When Walter de la Mare (1873-1956) wrote the poem “Mistletoe,” he may not have realized the longevity of his words. “Mistletoe,” which first published in 1913, remains popular today. The 14-line poem is easily found online in several Christmas poetry collections, and I have been a fan of it for several years.
Structure of the 1913 Mistletoe Poem
The English poet de la Mare combines a clever rhyme scheme with flowing lines over two verses. He writes in the first-person perspective, and, as with many of his other poems, “Mistletoe” paints a deceptively simple scene and featured ghostly imagery (if this topic intrigues you, perhaps a read of his book Eight Tales would be one to check out). If you read the lines of this Christmas poem out loud, you may notice it has a musical quality about it.
What is Walter de la Mare’s ‘Mistletoe’ About?
The first few lines offer a snapshot of the central character sitting alone in a room under the mistletoe. A reader may assume it is nighttime as there is “one last candle burning low, / All the sleepy dancers gone.” The narrator is painted as being tired and lonely.
With the background set, de la Mare then writes that “Some one came, and kissed me there.” He repeats the sentiment at the end of the poem: “Stooped in the still and shadowy air / Lips unseen – and kissed me there.” The kiss is from a stranger and the mood the poet creates is eerie.
Using lines such as “shadows lurking everywhere” and “shadowy air” conjure up feelings of mysteriousness. Sitting alone, the narrator does not see the person who lays the kiss. With only one candle burning, the room is almost totally dark. The descriptive lines create a haunting effect on the reader, as well as many questions. For instance:
- Who laid the kiss?
- Is the form who entered the room “lips unseen” a real person or a ghost?
- Is the form unseen because it is a spirit rather than human form?
These questions are good ones for readers to ask themselves given that Walter de la Mare is known for writing supernatural-themed works.
Interpretation of the Poem ‘Mistletoe’
De la Mare made good use of repetition within the poem. For example, the line “pale-green, fairy mistletoe” is repeated twice within the poem. Repetition strengthens the image of the dangling mistletoe in the reader’s mind. Using the word “fairy” as a descriptor relates to what mistletoe represented in the time period when the poem was written.
In the past, mistletoe was thought to bring good luck.In the first century in Britain, Druid priests cut mistletoe and then divided the branches into sprigs.
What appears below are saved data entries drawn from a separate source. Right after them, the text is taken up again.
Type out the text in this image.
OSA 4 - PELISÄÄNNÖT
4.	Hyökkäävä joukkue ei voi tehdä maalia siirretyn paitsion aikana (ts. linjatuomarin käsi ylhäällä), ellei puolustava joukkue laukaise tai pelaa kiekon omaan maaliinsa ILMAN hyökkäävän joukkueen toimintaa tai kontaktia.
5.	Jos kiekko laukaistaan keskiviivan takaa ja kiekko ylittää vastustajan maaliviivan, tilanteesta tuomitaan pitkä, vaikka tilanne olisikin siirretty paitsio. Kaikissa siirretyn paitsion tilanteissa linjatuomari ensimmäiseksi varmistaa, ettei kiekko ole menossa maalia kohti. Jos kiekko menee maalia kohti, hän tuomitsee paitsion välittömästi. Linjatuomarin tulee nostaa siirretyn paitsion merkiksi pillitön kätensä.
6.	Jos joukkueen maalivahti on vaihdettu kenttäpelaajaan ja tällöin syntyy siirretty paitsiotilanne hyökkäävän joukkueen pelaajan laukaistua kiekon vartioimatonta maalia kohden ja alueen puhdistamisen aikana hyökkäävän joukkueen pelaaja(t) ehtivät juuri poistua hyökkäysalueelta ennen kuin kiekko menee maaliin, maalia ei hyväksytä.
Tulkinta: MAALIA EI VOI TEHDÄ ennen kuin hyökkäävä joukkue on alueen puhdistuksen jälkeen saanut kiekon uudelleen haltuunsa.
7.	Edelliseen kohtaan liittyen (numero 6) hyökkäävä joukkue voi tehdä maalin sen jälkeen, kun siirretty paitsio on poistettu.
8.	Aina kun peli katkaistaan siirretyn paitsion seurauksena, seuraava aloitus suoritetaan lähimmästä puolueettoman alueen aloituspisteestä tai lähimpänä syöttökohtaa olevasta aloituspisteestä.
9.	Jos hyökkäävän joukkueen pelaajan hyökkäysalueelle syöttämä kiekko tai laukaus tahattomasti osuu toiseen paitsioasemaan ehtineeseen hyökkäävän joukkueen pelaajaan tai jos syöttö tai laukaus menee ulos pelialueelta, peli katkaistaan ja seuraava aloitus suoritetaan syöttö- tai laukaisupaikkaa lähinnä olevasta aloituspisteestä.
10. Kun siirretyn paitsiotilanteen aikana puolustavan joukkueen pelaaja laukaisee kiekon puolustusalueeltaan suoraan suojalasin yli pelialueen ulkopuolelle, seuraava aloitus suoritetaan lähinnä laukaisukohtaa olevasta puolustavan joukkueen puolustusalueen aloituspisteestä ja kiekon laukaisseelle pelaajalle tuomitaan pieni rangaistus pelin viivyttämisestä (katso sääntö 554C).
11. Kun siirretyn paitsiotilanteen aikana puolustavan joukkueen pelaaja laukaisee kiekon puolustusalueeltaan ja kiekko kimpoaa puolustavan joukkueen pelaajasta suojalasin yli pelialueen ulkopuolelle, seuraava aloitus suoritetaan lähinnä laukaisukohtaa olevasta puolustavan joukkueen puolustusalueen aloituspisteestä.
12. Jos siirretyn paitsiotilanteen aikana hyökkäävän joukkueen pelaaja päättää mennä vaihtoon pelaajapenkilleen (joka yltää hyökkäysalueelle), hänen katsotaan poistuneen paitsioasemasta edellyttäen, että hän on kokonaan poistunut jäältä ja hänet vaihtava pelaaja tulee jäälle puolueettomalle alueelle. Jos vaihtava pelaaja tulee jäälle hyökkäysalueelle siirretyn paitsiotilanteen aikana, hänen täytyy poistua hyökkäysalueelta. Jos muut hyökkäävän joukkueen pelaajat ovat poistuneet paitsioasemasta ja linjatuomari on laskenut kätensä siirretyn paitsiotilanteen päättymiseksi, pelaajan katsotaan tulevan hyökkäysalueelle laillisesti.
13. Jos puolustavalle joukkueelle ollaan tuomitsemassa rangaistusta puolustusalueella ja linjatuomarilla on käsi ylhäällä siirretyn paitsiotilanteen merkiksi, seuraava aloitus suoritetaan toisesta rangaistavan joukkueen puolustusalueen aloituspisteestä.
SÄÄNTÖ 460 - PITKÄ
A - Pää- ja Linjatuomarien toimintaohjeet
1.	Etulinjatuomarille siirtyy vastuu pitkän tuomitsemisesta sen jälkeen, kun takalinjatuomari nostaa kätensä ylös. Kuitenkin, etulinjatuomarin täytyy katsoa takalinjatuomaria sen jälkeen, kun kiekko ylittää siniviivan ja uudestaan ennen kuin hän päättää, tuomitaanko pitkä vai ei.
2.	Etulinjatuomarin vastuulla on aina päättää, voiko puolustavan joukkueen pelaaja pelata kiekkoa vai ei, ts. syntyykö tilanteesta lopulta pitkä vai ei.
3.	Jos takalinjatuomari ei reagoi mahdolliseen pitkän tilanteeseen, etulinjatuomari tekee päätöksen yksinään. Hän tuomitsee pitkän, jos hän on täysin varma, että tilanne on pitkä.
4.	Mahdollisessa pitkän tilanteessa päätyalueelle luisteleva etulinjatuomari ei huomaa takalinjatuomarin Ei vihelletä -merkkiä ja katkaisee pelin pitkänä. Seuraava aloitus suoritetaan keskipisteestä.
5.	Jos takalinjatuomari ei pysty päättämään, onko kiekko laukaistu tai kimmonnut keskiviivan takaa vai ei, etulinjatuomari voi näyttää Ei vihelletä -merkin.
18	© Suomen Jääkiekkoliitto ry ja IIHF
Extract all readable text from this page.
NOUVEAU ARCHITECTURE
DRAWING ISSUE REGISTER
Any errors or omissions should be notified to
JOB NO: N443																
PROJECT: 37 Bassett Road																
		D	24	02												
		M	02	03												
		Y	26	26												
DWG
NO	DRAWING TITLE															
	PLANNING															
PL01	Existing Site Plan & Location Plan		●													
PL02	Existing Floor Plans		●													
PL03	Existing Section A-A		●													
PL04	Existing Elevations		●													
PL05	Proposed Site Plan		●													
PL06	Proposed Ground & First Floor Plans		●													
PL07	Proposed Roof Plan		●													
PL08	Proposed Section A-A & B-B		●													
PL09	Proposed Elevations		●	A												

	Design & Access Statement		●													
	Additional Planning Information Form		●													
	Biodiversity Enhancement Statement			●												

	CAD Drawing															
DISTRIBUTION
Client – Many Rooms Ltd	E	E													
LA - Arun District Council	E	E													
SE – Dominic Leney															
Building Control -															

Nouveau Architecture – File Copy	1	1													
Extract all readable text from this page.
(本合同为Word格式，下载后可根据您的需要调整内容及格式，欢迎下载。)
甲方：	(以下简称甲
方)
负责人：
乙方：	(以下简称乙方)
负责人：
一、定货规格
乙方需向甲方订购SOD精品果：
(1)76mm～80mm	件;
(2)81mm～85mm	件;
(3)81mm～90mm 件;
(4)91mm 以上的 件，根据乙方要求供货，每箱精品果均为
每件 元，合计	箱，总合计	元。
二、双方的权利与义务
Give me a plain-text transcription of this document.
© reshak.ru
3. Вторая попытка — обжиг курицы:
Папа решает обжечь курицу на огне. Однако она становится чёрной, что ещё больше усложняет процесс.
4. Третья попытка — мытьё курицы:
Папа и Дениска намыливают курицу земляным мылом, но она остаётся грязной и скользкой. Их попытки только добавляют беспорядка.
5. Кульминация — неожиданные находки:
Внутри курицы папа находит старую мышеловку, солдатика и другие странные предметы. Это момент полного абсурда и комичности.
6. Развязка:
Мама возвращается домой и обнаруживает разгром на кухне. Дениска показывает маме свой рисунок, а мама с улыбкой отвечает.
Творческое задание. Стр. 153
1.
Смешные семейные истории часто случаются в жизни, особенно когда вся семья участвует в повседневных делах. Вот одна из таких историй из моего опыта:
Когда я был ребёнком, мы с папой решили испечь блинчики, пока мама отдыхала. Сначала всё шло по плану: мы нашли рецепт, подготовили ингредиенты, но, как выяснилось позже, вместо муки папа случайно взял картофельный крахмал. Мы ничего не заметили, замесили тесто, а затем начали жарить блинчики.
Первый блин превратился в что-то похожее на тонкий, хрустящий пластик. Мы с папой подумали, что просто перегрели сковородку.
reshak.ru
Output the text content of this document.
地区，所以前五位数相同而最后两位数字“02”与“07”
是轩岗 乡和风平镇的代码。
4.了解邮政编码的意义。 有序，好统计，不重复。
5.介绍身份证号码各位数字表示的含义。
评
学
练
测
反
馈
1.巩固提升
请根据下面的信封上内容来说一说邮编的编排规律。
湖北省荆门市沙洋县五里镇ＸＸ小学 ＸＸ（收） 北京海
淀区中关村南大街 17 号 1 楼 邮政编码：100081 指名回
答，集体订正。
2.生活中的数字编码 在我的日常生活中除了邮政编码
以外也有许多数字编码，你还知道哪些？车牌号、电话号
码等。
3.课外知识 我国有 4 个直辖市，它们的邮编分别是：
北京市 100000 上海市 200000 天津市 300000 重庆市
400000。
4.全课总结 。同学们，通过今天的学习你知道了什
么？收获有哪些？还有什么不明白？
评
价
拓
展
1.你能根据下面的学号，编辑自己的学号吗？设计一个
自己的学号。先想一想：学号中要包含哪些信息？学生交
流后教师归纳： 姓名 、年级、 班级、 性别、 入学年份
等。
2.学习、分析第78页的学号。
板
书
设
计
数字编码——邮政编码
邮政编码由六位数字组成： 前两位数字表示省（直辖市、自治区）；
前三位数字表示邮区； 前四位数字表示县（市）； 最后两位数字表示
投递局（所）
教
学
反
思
They distributed the sprigs to people who hung them over doorways to protect against thunder, lightning, and other said evils.
Within this context, the mistletoe in the poem likely refers to relationships between intangible concepts such as good and evil, or good luck and bad fortune. The kiss from the stranger then would be viewed as positive given it occurred under the mistletoe. Perhaps the kiss is from an angel. Indeed the word “fairy” is repeated within the poem.
So, Walter de la Mare has created a Christmas poem with a ghostly twist. Interestingly, while his “Mistletoe” poem is fairly easy to find online, there are few interpretations of it. I wonder why that is so…
Surprising Facts about Walter de la Mare
Here are some fun facts you may not yet know about the English poet (yet):
- Walter de la Mare’s mother was a relative of the poet Robert Browning
- He was an editor and critic, in addition to writing poems and novels
- Have you heard of Walter Ramal, the author of the 1902 poetry book Songs of Childhood? It was a pseudonym used by Walter de la Mare
- He was able to support his writing with full-time once he acquired a government pension from London’s Anglo-American (Standard) Oil Company, where he had been employed as a clerk in the stats department
- Several honorary degrees were held by de la Mare from top universities such as Oxford and Cambridge
So tell me, is there a Christmas poem that you like a lot?